Rabu, 22 Februari 2012

Kenaikan BBM: Jangan berfikir Instan dan Jangka Pendek


Jakarta (22/2) - “Tenggat waktu 1 April kalau dikaitkan dengan kenaikan BBM harus merubah klausul pasal 7 ayat 6 Undang Undang APBN 2012 yang menyatakan harga eceran BBM tidak naik!” Demikian disampaikan oleh Mardani, anggota Komisi VII DPR RI yang membidangi energi menanggapi Jero Wacik, Menteri ESDM yang akan menaikkan harga BBM pada 1 April 2012.

Di satu sisi, semangat Menteri ESDM Jero Wacik untuk menyelesaikan masalah membengkaknya subsidi BBM akibat kenaikan harga minyak mentah dunia dengan menaikkan harga BBM dalam negeri perlu diacungi jempol.

Namun, hendaknya Menteri juga harus realistis dan jangan selalu berifkir instan dan jangka pendek.

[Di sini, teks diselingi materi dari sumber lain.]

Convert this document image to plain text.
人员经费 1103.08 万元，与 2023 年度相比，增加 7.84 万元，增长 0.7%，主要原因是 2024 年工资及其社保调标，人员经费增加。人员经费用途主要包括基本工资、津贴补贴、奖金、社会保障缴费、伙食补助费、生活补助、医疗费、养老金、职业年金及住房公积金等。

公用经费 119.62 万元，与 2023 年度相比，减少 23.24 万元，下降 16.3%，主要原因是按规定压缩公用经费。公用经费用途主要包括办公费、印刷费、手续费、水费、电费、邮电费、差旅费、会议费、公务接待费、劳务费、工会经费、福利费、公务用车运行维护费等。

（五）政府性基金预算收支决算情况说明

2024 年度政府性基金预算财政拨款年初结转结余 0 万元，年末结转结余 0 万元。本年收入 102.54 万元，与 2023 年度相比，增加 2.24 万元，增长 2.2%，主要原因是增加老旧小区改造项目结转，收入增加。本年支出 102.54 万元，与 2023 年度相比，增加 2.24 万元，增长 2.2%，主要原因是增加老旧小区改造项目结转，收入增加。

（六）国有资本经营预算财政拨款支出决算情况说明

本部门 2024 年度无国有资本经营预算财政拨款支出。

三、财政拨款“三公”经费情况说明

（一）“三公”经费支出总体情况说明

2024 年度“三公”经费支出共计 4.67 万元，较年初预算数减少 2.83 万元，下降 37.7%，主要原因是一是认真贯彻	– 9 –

Kalau target waktu 1 April yang akan datang sebagaimana disampaikannya di Istana Negara (21/02/2012), jelas tidak mungkin karena itu adalah tenggat waktu terkait pembatasan BBM. “Jelas sangat tidak mungkin!” Mardani menegaskan.

Merubah suatu ayat atau pasal dalam undang-undang tidak bisa instan seperti  membalikkan telapak tangan. Apalagi ini terkait APBN, banyak program-program Pemerintah dan aspirasi masyarakat yang harus disesuaikan dengan prioritas kerja dan kapasitas keuangan yang ada. Demikian penjelasan  Mardani.

Mardani yang berasal dari Dapil Jabar VII (Bekasi, Karawang dan Purwakarta) ini menambahkan, “Melakukan perubahan APBN tidak cukup dalam 1 bulan! Apalagi ini termasuk hal yang sangat krusial”.

“Namun, yang lebih penting lagi adalah bahwa dalam menata Kebijakan Energi ini tidak dapat dilakukan secara instan dan parsial, karena banyaknya pihak yang berkepentingan dengan masalah energi yang harus dilibatkan, sehingga harus ditata secara cermat, komprehensif dan berkelanjutan. Di sisi lain mulai sekarang Pemerintah harus berfikir bagaimana agar penggunaan energi menjadi efisien dan menghindarkan keborosan!” Tukas Mardani mencoba menjelaskan lebih jauh.

“BBM secara Nasional digunakan 67% untuk transportasi, padahal kita tahu transportasi darat selalu diwarnai kemacetan”. Mardani yang juga salah satu Ketua DPP PKS mencoba menggambarkan masalah yang dihadapi.

“Oleh karenanya tidaklah aneh jika intensitas energi (energi yang dibutuhkan untuk meningkatkan gross domestic product (GDP) atau produk domestik bruto) dan elastisitas energi (pertumbuhan kebutuhan energi yang diperlukan untuk mencapai tingkat pertumbuhan ekonomi) bangsa Indonesia terhitung tinggi jika dibandingkan dengan negara-negara lain. Dengan Malayasia saja kita kalah, intensitas di Malaysia adalah 493 TOE (ton oil equivalent) /juta US$ sementara Indonesia intensitasnya sebesar 565 TOE / juta US$. Sedangkan elastisitasnya Malayasia sebesar 1,8 dan Indonesia 2,69”. Papar Mardani yang menyelesaikan doktoral tekniknya di Universitas Teknik Malayasia.

“Jadi kita ini masih boros! Program konservasi inilah yang harus dipikirkkan lebih jauh oleh Menteri ESDM. Bagaimana efektivitas PP no 70 tahun 2009 tentang Konservasi Energi ini sudah berjalan?” Mardani mempertanyakan.

“Adakah program konservasi ini juga berlaku untuk transportasi? Sepertinya tidak! Karenanya PP ini harus diperbaiki, jika perlu ditingkatkan menjadi Undang Undang agar bangsa ini tidak terbelenggu oleh subsidi energi yang terus membengkak!”. Imbuh Mardani seraya berharap adanya perubahan yang mendasar dalam kebijakan bidang energi ini.